Post Apokaliptik Bir Evrende Space Opera: Halaskâr
“Halaskâr. Adımız bu. İnsanlığın son umudu ve kurtarıcılarıyız.”
Dünyanın yok oluşuna birkaç zaman kala keşfedilen bir gezegen ile yeniden umutlanan Dünyalıların bir işgal projesi olarak başlıyor hikâye. Başkarakterimiz Serkan aslında hepimizin ara sıra düştüğü ikilemlere düşüyor ve bize insanın bambaşka bir gezegene gitse dahi yine bir insan olacağını ve kusurlarımızla öylece var olacağımızı gösteriyor.
Ş. Yüksel Yılmaz’ın Pegasus Yayınları etiketiyle okuyucuya sunduğu son kitabı Halaskâr geçtiğimiz günlerde yayımlandı. Bilimkurgu camiasında ve “mainstream” dediğimiz ana akım edebiyat okuyucularını bile titreştirdi bu haber. Çünkü bilimkurgu yazarak kendi kitlesini yaratabilmiş nadide yazarlardan biri olarak gösteriliyor kendisi.
İlk kitabı M4Y4 ve ikinci kitabı M4Y4: Nesil, Destek Yayınları etiketi ile yayımlanmış ve oldukça ses getirmişti. Bence Netflix oraları bir keşfetmeli.
Üç Aşamalı Bir Yolculuk…
Hikâyemizde, yeni keşfedilen Semele gezegenine gönderilmiş bir biyolog olan Serkan ile tanışıyoruz ilk başta. Karakterimiz bir asker değil, yazarımız bunu birkaç defa bize iletiyor fakat bir askerden hiç geri kalır yanı yok. Giydiği zırhla bir halaskâr olması kolaylaşıyor ama yıllarca kendi içinde yaptığı savaştan bir gazi aslında Serkan.
Giydiği zırh ise onu birçok yönden koruyor ve nişan alması gibi birçok konuda destekliyor. En önemlisi ise onu yalnız bırakmıyor. Sonuçta koca gezegende başka süvariler olmasına rağmen yalnız kalan birisi karakterimiz.

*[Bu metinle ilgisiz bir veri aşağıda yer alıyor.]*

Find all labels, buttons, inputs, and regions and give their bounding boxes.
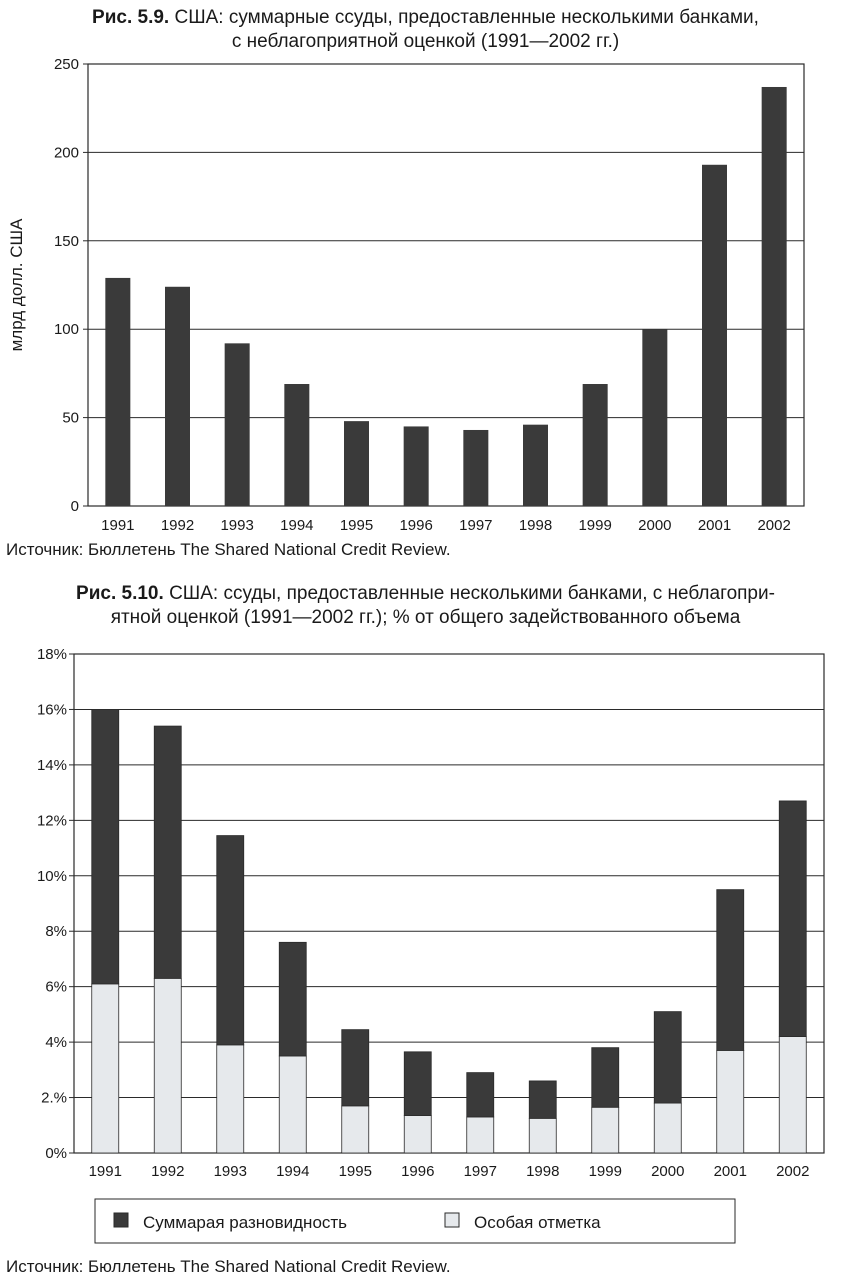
x-tick-label: 1996 [401, 1163, 434, 1180]
bar [463, 429, 489, 506]
x-tick-label: 1991 [101, 517, 134, 534]
figure1-caption-line2: с неблагоприятной оценкой (1991—2002 гг.… [231, 31, 620, 52]
bar-special-mark [778, 1036, 807, 1154]
bar-special-mark [341, 1105, 370, 1154]
bar-special-mark [466, 1116, 495, 1154]
figure2-caption-line1: США: ссуды, предоставленные несколькими … [169, 583, 775, 604]
x-tick-label: 1999 [578, 517, 611, 534]
plot-frame [73, 653, 825, 1154]
bar [344, 421, 369, 506]
legend: Суммарая разновидность Особая отметка [94, 1198, 736, 1244]
legend-label: Особая отметка [474, 1213, 601, 1232]
bar-total-variety [403, 1051, 432, 1116]
figure1-number: Рис. 5.9. [92, 7, 170, 28]
y-tick-label: 100 [54, 321, 79, 338]
y-tick-label: 50 [62, 410, 79, 427]
bar [702, 164, 727, 506]
bar-special-mark [591, 1106, 620, 1154]
y-tick-label: 2.% [41, 1090, 67, 1107]
x-tick-label: 2001 [698, 517, 731, 534]
bar-total-variety [278, 941, 307, 1057]
figure1-caption-line1: США: суммарные ссуды, предоставленные не… [174, 7, 759, 28]
x-tick-label: 1992 [161, 517, 194, 534]
bar [761, 86, 787, 506]
bar-special-mark [716, 1050, 745, 1154]
x-tick-label: 2001 [714, 1163, 747, 1180]
x-tick-label: 2000 [651, 1163, 684, 1180]
bar [224, 343, 250, 506]
bar-total-variety [466, 1072, 495, 1118]
bar [523, 424, 548, 506]
x-tick-label: 1996 [399, 517, 432, 534]
x-tick-label: 1992 [151, 1163, 184, 1180]
bar-total-variety [341, 1029, 370, 1107]
x-tick-label: 2002 [757, 517, 790, 534]
legend-swatch [444, 1212, 460, 1228]
x-tick-label: 1998 [526, 1163, 559, 1180]
bar-special-mark [653, 1102, 682, 1154]
x-tick-label: 1997 [459, 517, 492, 534]
y-tick-label: 8% [45, 923, 67, 940]
y-tick-label: 4% [45, 1034, 67, 1051]
bar [642, 329, 668, 506]
bar-special-mark [528, 1117, 557, 1154]
bar-special-mark [216, 1044, 245, 1154]
x-tick-label: 1993 [220, 517, 253, 534]
figure2-caption-line2: ятной оценкой (1991—2002 гг.); % от обще… [110, 607, 741, 628]
bar-total-variety [591, 1047, 620, 1108]
bar-special-mark [278, 1055, 307, 1154]
figure2-caption: Рис. 5.10. США: ссуды, предоставленные н… [0, 582, 851, 630]
x-tick-label: 1999 [589, 1163, 622, 1180]
bar [165, 286, 190, 506]
bar [105, 277, 131, 506]
bar-special-mark [91, 983, 120, 1154]
y-tick-label: 16% [37, 701, 67, 718]
y-tick-label: 10% [37, 868, 67, 885]
bar-total-variety [716, 889, 745, 1051]
figure1-source: Источник: Бюллетень The Shared National … [6, 540, 451, 559]
bar-total-variety [653, 1011, 682, 1104]
plot-frame [87, 63, 805, 507]
x-tick-label: 1995 [340, 517, 373, 534]
bar-total-variety [528, 1080, 557, 1119]
legend-swatch [113, 1212, 129, 1228]
x-tick-label: 2000 [638, 517, 671, 534]
x-tick-label: 1994 [276, 1163, 309, 1180]
y-tick-label: 12% [37, 812, 67, 829]
y-tick-label: 200 [54, 144, 79, 161]
figure2-number: Рис. 5.10. [76, 583, 164, 604]
bar-special-mark [403, 1115, 432, 1154]
legend-box [94, 1198, 736, 1244]
y-tick-label: 0 [71, 498, 79, 515]
bar [403, 426, 429, 506]
x-tick-label: 1991 [89, 1163, 122, 1180]
bar [284, 384, 310, 506]
figure1-caption: Рис. 5.9. США: суммарные ссуды, предоста… [0, 6, 851, 54]
bar [582, 384, 608, 506]
x-tick-label: 1997 [464, 1163, 497, 1180]
x-tick-label: 1993 [214, 1163, 247, 1180]
y-tick-label: 0% [45, 1145, 67, 1162]
x-tick-label: 1995 [339, 1163, 372, 1180]
figure2-source: Источник: Бюллетень The Shared National … [6, 1257, 451, 1276]
y-axis-label: млрд долл. США [7, 218, 26, 351]
x-tick-label: 2002 [776, 1163, 809, 1180]
bar-total-variety [91, 709, 120, 985]
y-tick-label: 150 [54, 233, 79, 250]
bar-total-variety [153, 725, 182, 979]
bar-total-variety [216, 835, 245, 1046]
y-tick-label: 250 [54, 56, 79, 73]
legend-label: Суммарая разновидность [143, 1213, 347, 1232]
bar-special-mark [153, 977, 182, 1154]
chart-total-loans: 0 50 100 150 200 250 1991 1992 1993 1994 1995 1996 1… [7, 56, 805, 534]
x-tick-label: 1998 [519, 517, 552, 534]
y-tick-label: 14% [37, 757, 67, 774]
y-tick-label: 6% [45, 979, 67, 996]
x-tick-label: 1994 [280, 517, 313, 534]
y-tick-label: 18% [37, 646, 67, 663]
bar-total-variety [778, 800, 807, 1037]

Tolstoy şöyle der; “Tüm muhteşem hikayeler iki şekilde başlar: ya bir insan bir yolculuğa çıkar, ya da şehre bir yabancı gelir…”
Serkan bu sözün iki kısmını da karşılıyor. Gittiği yabancı bir gezegende mecbur olduğu bir yolculuğa çıkıyor. Yazar burada bize karakterimizin yolculuğunu anlatırken arka tarafta gezegenin kendi yolculuğu sessiz sedasız devam ediyor. Ta ki ikisi kesişene kadar ve tam bu sırada Serkan son yolcuğu olan kendi içindeki yolculuğuna başlıyor.
Romanın giriş kısmından sonra olayların gelişme bölümü geliyor. Burada karşımıza Kaaspar isimli bir karakter çıkıyor. Bundan sonrası bana biraz modern “Hitler” alegorisi gibi geldi. Birinin ütopyası bir başkasının distopyası olması hiç de zor değil. Ütopyalar biri tarafından değil birlikte inşa edilir. Roman bize bunu yadırgatma efekti ile çok iyi bir şekilde gösteriyor.
Gelişme bölümü sanırım romanın en durağanlaştığı kısım diyebilirim. Kaaspar ve Serkan arasındaki diyaloglar romanı içsel yolculuğa dönüştürüyor ve olayların içine Erin’in katılması ile kitap Hard Sci-Fi yani katı bilimkurgu olabileceği alandan Space Opera kısmına ilerliyor.
Yazarın dili ise oldukça sade ve anlaşılır, giriş kısmında sizi içeri alması çok kolay oluyor. Sayfalar rahat ve anlaşılır biçimde akıyor. Bu açıdan Ş. Yüksel Yılmaz diğer kitaplarından birkaç adım ileride olduğunu rahatça görebiliyoruz. Fakat M4Y4 kitabında olay örgüsü ve kurgu kısmında daha başarılı olduğunu düşündüğümü itiraf etmeliyim.
Genel olarak kitaba bakacak olursak yerli bilimkurgu edebiyatının en iyi örneklerinden biri diyebiliriz. Roman olarak zaten çok fazla kitap göremiyoruz, bu yüzden Ş. Yüksel Yılmaz’ı önemli bir kalem olarak görüyorum. Umarım kitabın devamına veya başka evrenlerde kaleme alacağı yeni maceralarına tanık olabiliriz.